All kinds of drug groups saw a rise in use, including cocaine, marijuana and methamphetamines.

By Jaime Lutz

Workplace drug tests have been coming back positive at the highest level since 2004, according to Quest Diagnostics, a clinical testing company.

Last year, 4.2 percent of drug tests that employees took came back positive—the highest rate since 2004. In 2012, only 3.5 percent of employee drug tests came back positive.

It isn’t just one type of drug driving the trend, either—all illegal drugs have shown increases, said Bary Sample, Quest’s senior director of science and technology, to CBS News.

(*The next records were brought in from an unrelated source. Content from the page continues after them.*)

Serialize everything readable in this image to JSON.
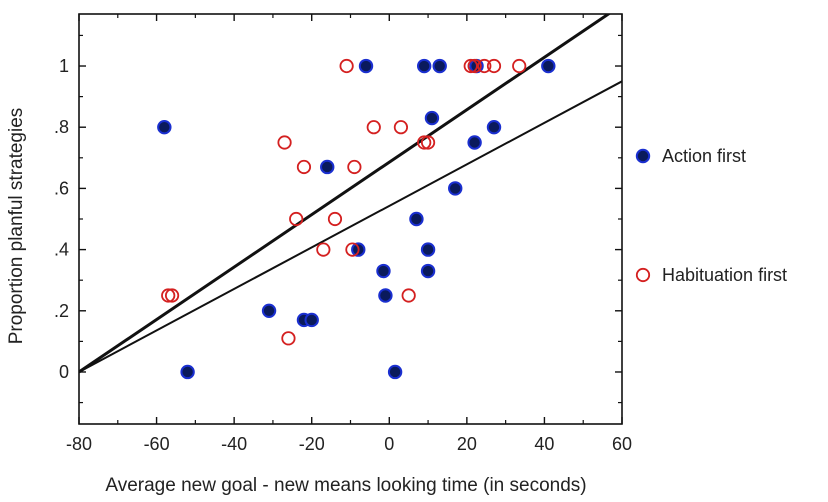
{
  "chart_data": {
    "type": "scatter",
    "title": "",
    "xlabel": "Average new goal - new means looking time (in seconds)",
    "ylabel": "Proportion planful strategies",
    "xlim": [
      -80,
      60
    ],
    "ylim": [
      -0.17,
      1.17
    ],
    "x_ticks": [
      -80,
      -60,
      -40,
      -20,
      0,
      20,
      40,
      60
    ],
    "x_tick_labels": [
      "-80",
      "-60",
      "-40",
      "-20",
      "0",
      "20",
      "40",
      "60"
    ],
    "y_ticks": [
      0,
      0.2,
      0.4,
      0.6,
      0.8,
      1.0
    ],
    "y_tick_labels": [
      "0",
      ".2",
      ".4",
      ".6",
      ".8",
      "1"
    ],
    "grid": false,
    "legend_position": "right",
    "colors": {
      "action_fill": "#0a1a5c",
      "action_stroke": "#1a2fd0",
      "habituation_stroke": "#d42020",
      "line": "#111111"
    },
    "series": [
      {
        "name": "Action first",
        "marker": "filled-circle",
        "points": [
          [
            -58,
            0.8
          ],
          [
            -52,
            0
          ],
          [
            -31,
            0.2
          ],
          [
            -22,
            0.17
          ],
          [
            -20,
            0.17
          ],
          [
            -16,
            0.67
          ],
          [
            -8,
            0.4
          ],
          [
            -6,
            1.0
          ],
          [
            -1.5,
            0.33
          ],
          [
            -1,
            0.25
          ],
          [
            1.5,
            0
          ],
          [
            7,
            0.5
          ],
          [
            9,
            1.0
          ],
          [
            10,
            0.4
          ],
          [
            10,
            0.33
          ],
          [
            11,
            0.83
          ],
          [
            13,
            1.0
          ],
          [
            17,
            0.6
          ],
          [
            22,
            0.75
          ],
          [
            22.5,
            1.0
          ],
          [
            27,
            0.8
          ],
          [
            41,
            1.0
          ]
        ]
      },
      {
        "name": "Habituation first",
        "marker": "open-circle",
        "points": [
          [
            -57,
            0.25
          ],
          [
            -56,
            0.25
          ],
          [
            -27,
            0.75
          ],
          [
            -26,
            0.11
          ],
          [
            -24,
            0.5
          ],
          [
            -22,
            0.67
          ],
          [
            -17,
            0.4
          ],
          [
            -14,
            0.5
          ],
          [
            -11,
            1.0
          ],
          [
            -9.5,
            0.4
          ],
          [
            -9,
            0.67
          ],
          [
            -4,
            0.8
          ],
          [
            3,
            0.8
          ],
          [
            5,
            0.25
          ],
          [
            9,
            0.75
          ],
          [
            10,
            0.75
          ],
          [
            21,
            1.0
          ],
          [
            22,
            1.0
          ],
          [
            24.5,
            1.0
          ],
          [
            27,
            1.0
          ],
          [
            33.5,
            1.0
          ]
        ]
      }
    ],
    "fit_lines": [
      {
        "x": [
          -80,
          60
        ],
        "y": [
          0,
          1.2
        ]
      },
      {
        "x": [
          -80,
          60
        ],
        "y": [
          0,
          0.95
        ]
      }
    ]
  }
}
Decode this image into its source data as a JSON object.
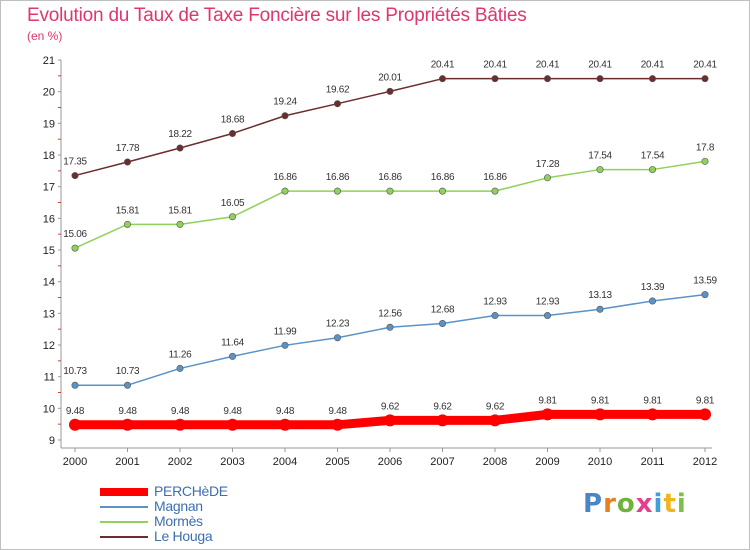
{
  "header": {
    "title": "Evolution du Taux de Taxe Foncière sur les Propriétés Bâties",
    "subtitle": "(en %)"
  },
  "logo": {
    "text": "Proxiti",
    "colors": [
      "#4a86c5",
      "#e8801f",
      "#6fb33d",
      "#e33f8e",
      "#3fa0d8",
      "#f0b41c",
      "#7cc04a"
    ]
  },
  "chart_data": {
    "type": "line",
    "x": [
      "2000",
      "2001",
      "2002",
      "2003",
      "2004",
      "2005",
      "2006",
      "2007",
      "2008",
      "2009",
      "2010",
      "2011",
      "2012"
    ],
    "ylim": [
      9,
      21
    ],
    "yticks": [
      9,
      10,
      11,
      12,
      13,
      14,
      15,
      16,
      17,
      18,
      19,
      20,
      21
    ],
    "grid": false,
    "legend_position": "bottom-left",
    "series": [
      {
        "name": "PERCHèDE",
        "color": "#ff0000",
        "emphasis": true,
        "values": [
          9.48,
          9.48,
          9.48,
          9.48,
          9.48,
          9.48,
          9.62,
          9.62,
          9.62,
          9.81,
          9.81,
          9.81,
          9.81
        ],
        "labels": [
          "9.48",
          "9.48",
          "9.48",
          "9.48",
          "9.48",
          "9.48",
          "9.62",
          "9.62",
          "9.62",
          "9.81",
          "9.81",
          "9.81",
          "9.81"
        ]
      },
      {
        "name": "Magnan",
        "color": "#5b93c7",
        "emphasis": false,
        "values": [
          10.73,
          10.73,
          11.26,
          11.64,
          11.99,
          12.23,
          12.56,
          12.68,
          12.93,
          12.93,
          13.13,
          13.39,
          13.59
        ],
        "labels": [
          "10.73",
          "10.73",
          "11.26",
          "11.64",
          "11.99",
          "12.23",
          "12.56",
          "12.68",
          "12.93",
          "12.93",
          "13.13",
          "13.39",
          "13.59"
        ]
      },
      {
        "name": "Mormès",
        "color": "#8fd15a",
        "emphasis": false,
        "values": [
          15.06,
          15.81,
          15.81,
          16.05,
          16.86,
          16.86,
          16.86,
          16.86,
          16.86,
          17.28,
          17.54,
          17.54,
          17.8
        ],
        "labels": [
          "15.06",
          "15.81",
          "15.81",
          "16.05",
          "16.86",
          "16.86",
          "16.86",
          "16.86",
          "16.86",
          "17.28",
          "17.54",
          "17.54",
          "17.8"
        ]
      },
      {
        "name": "Le Houga",
        "color": "#6b2d2d",
        "emphasis": false,
        "values": [
          17.35,
          17.78,
          18.22,
          18.68,
          19.24,
          19.62,
          20.01,
          20.41,
          20.41,
          20.41,
          20.41,
          20.41,
          20.41
        ],
        "labels": [
          "17.35",
          "17.78",
          "18.22",
          "18.68",
          "19.24",
          "19.62",
          "20.01",
          "20.41",
          "20.41",
          "20.41",
          "20.41",
          "20.41",
          "20.41"
        ]
      }
    ]
  }
}
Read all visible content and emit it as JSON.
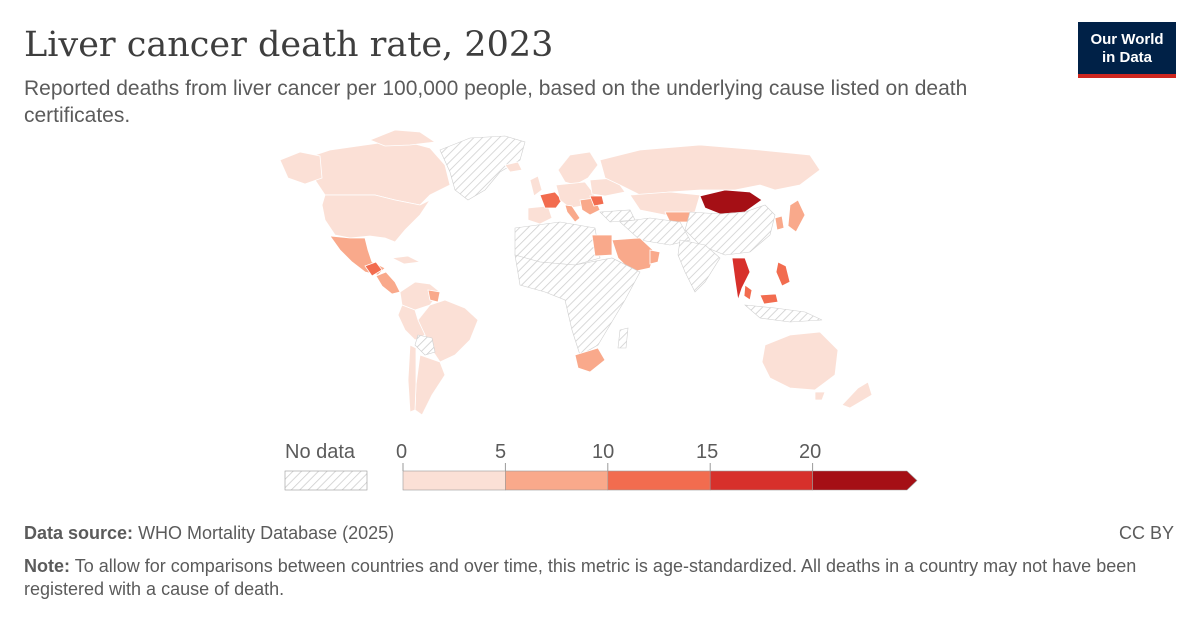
{
  "header": {
    "title": "Liver cancer death rate, 2023",
    "subtitle": "Reported deaths from liver cancer per 100,000 people, based on the underlying cause listed on death certificates."
  },
  "logo": {
    "line1": "Our World",
    "line2": "in Data"
  },
  "legend": {
    "no_data_label": "No data",
    "ticks": [
      "0",
      "5",
      "10",
      "15",
      "20"
    ],
    "bins": [
      {
        "from": 0,
        "to": 5,
        "color": "#fbe0d6"
      },
      {
        "from": 5,
        "to": 10,
        "color": "#f9a98b"
      },
      {
        "from": 10,
        "to": 15,
        "color": "#f26c4f"
      },
      {
        "from": 15,
        "to": 20,
        "color": "#d7302b"
      },
      {
        "from": 20,
        "to": null,
        "color": "#a50f15"
      }
    ]
  },
  "colors": {
    "bin0": "#fbe0d6",
    "bin1": "#f9a98b",
    "bin2": "#f26c4f",
    "bin3": "#d7302b",
    "bin4": "#a50f15",
    "no_data": "#ffffff",
    "hatch": "#cfcfcf",
    "border": "#ffffff"
  },
  "footer": {
    "source_label": "Data source:",
    "source_text": "WHO Mortality Database (2025)",
    "license": "CC BY",
    "note_label": "Note:",
    "note_text": "To allow for comparisons between countries and over time, this metric is age-standardized. All deaths in a country may not have been registered with a cause of death."
  }
}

"Illicit drugs -- cocaine, marijuana, methamphetamines -- are broadly up among all of the testing groups," Sample said. "This is the first time we have seen such a broad increase."

For employees who are required to take drug tests, such as pilots, some federal employees, and bus drivers, the rate of failed drug tests was 2 percent. For everyone else, the rate was 4.9 percent.

And at jobs where no drug testing occurs, studies have found that self-reported drug use rates are 40 to 60 percent higher, Sample said.

The drug test data might be indicative of loosening marijuana laws, as well as a growing opioid epidemic. But the positivity rate is, at least, not nearly as high as it was in 1988, when Quest first began publishing this report. Then 13.6 of their drug tests came back positive.